I'm Sanketh. I live in Hyderabad, but my roots — and much of this story — lead back to Mangaluru. I grew up in a big Indian family where traditions, values, and memories weren't things you wrote down. They were things you lived. Grandma's recipes. My father's lessons. The way my uncle handled difficult news. The small wisdoms that shaped me, quietly, over years.
Then the pandemic came. I watched friends and families lose loved ones, and struggle with everything that came after — missing documents, forgotten passwords, unfinished conversations, unclaimed assets. The grief was hard enough. The chaos that followed made it unbearable.
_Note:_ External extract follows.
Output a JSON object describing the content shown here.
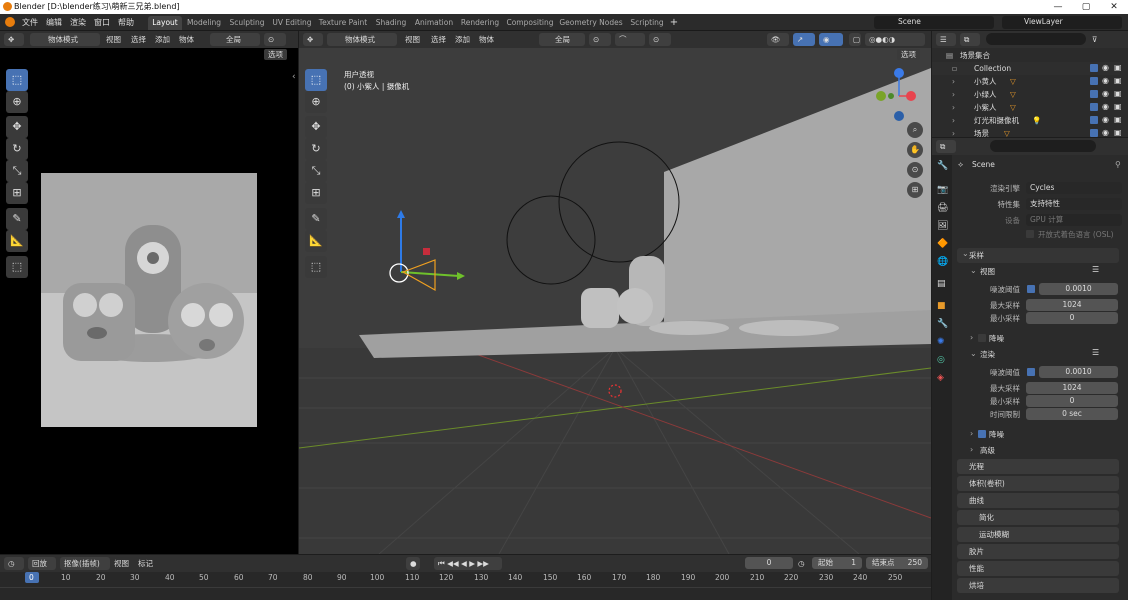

I realised something simple: every person who has ever lived is a whole universe — their voice, their values, their way of seeing the world. And when they go, that universe deserves to be preserved. Not as a document. As an essence.
The idea took shape in Hyderabad. But Soult only became a company when I met Mohammed Saleem and Durga Charan — both originally from Mangaluru, now based in Dubai. They understood the problem in their bones, because in Mangaluru, family isn't an abstraction. It's the centre of everything. We incorporated the company in Mangaluru — because it felt right for a product about legacy to be built from a place where legacy is still lived.
Soult is a combination of Soul and Vault — a place to preserve the full essence of a human being. Their assets, yes. But also their memory, their guidance, their love. So that nothing of who they were is ever truly lost to the people who loved them.
This is our mission: to honour every life by making sure nothing that matters slips away.